The insertion process, like Scene 1, is no longer described here.
Read process:
Database-side reads the encoding is "D6,D0,B9,FA", because Nls_lang and database character set different, the client to the database end of the character encoding conversion, database end character Set Al32utf8 in "D6,d0,b9,fa" The corresponding encoding cannot be found in the client operating system character set ZHS16GBK, so it has to be replaced with a.

Scene 3:session 2 Insert, Session 1 query, stored correctly in the database, but displays an error.
Insert procedure:
"China" in the client operating system character Set ZHS16GBK encoding is "D6,D0,B9,FA", because Nls_lang and the database character set is different, Oracle will do character encoding conversion, that is, the character set ZHS16GBK "China" code "D6,D0, B9,fa "Al32utf8" to "China" encoding "E4,B8,AD,E5,9B,BD" in the character set "".
Read process:
Database-side read encoding is "E4,B8,AD,E5,9B,BD", because the Nls_lang and database character set is the same, the client to the database end of the character encoding does not make any conversion direct display, encoding "E4,B8,AD,E5,9B,BD" In the client operating system character set ZHS16GBK the corresponding kanji is "Ricoh" (originally 2 characters, now 3 characters, since the ZHS16GBK characters are encoded in 2 bytes).

Scene 4:session 2 Insert, Session 2 query, stored correctly in the database, the display is correct.
The insert process is similar to Scenario 3.
Read process:
Database-side reads the encoding is "E4,B8,AD,E5,9B,BD", because Nls_lang and database character set different, the client to the database end of the character encoding conversion, database end character set Al32utf8 "China" Two words encoding "e4,b8,ad,e5, 9B,BD "translated into the client operating system character set ZHS16GBK" China "code" D6,D0,B9,FA ", and normal display.
Although this situation has undergone two conversions, it is indeed the most correct and recommended way.
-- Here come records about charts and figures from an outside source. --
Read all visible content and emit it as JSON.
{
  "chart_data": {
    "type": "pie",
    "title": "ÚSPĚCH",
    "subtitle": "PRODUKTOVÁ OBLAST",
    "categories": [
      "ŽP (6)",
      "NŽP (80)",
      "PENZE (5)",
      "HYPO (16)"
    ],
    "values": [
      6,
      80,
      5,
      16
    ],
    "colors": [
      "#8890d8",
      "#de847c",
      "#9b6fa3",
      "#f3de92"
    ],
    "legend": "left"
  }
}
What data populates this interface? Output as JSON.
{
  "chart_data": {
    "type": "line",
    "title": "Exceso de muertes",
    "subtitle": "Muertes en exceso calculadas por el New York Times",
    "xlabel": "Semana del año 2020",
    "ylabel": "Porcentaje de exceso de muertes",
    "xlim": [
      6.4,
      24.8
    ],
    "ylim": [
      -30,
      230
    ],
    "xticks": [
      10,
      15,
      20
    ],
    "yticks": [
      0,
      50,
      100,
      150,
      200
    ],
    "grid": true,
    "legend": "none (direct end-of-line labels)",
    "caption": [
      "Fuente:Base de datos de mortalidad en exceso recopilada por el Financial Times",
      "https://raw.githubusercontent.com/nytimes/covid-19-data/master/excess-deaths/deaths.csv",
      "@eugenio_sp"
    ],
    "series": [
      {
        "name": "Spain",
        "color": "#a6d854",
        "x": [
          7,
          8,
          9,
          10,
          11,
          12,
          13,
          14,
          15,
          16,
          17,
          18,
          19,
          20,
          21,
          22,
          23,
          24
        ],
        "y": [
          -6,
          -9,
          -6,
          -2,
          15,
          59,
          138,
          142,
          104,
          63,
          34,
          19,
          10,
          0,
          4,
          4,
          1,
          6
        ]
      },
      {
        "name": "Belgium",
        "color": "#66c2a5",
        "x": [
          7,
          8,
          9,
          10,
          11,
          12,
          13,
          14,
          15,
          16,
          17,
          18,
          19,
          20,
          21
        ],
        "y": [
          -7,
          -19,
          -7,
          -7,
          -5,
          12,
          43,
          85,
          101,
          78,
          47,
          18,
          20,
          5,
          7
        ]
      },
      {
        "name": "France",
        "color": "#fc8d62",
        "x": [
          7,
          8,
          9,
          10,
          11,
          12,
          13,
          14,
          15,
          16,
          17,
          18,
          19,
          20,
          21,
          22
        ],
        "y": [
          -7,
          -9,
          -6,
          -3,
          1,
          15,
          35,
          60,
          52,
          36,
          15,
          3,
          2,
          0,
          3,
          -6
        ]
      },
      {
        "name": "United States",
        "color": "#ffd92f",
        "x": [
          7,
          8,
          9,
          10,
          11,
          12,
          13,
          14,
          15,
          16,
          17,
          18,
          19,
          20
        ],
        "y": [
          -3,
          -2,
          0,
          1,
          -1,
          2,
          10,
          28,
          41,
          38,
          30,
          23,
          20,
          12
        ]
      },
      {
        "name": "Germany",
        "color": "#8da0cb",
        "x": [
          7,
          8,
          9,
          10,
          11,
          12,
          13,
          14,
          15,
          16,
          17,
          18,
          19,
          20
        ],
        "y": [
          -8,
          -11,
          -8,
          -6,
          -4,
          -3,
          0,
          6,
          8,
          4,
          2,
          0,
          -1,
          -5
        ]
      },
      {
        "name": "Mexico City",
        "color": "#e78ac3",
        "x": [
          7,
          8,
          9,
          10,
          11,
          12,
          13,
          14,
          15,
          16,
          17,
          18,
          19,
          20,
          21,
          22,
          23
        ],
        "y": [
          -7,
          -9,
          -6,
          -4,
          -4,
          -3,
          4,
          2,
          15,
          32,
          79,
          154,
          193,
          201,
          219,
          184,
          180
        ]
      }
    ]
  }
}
Appendix: The corresponding relationship of Oracle character set superset and subset can be viewed: http://download.oracle.com/docs/cd/B19306_01/server.102/b14225/applocaledata.htm#sthref1988

Conclusion: Nls_lang is only relevant to the character set of the client operating system, and if the character set of the client operating system and the database character set cannot be converted correctly, the character set of the client terminal should be changed first instead of simply setting the Nls_lang to be the same as the database character set.

Related Article

Contact Us

The content source of this page is from Internet, which doesn't represent Alibaba Cloud's opinion; products and services mentioned on that page don't have any relationship with Alibaba Cloud. If the content of the page makes you feel confusing, please write us an email, we will handle the problem within 5 days after receiving your email.

If you find any instances of plagiarism from the community, please send an email to: info-contact@alibabacloud.com and provide relevant evidence. A staff member will contact you within 5 working days.

A Free Trial That Lets You Build Big!

Start building with 50+ products and up to 12 months usage for Elastic Compute Service

  • Sales Support

    1 on 1 presale consultation

  • After-Sales Support

    24/7 Technical Support 6 Free Tickets per Quarter Faster Response

  • Alibaba Cloud offers highly flexible support services tailored to meet your exact needs.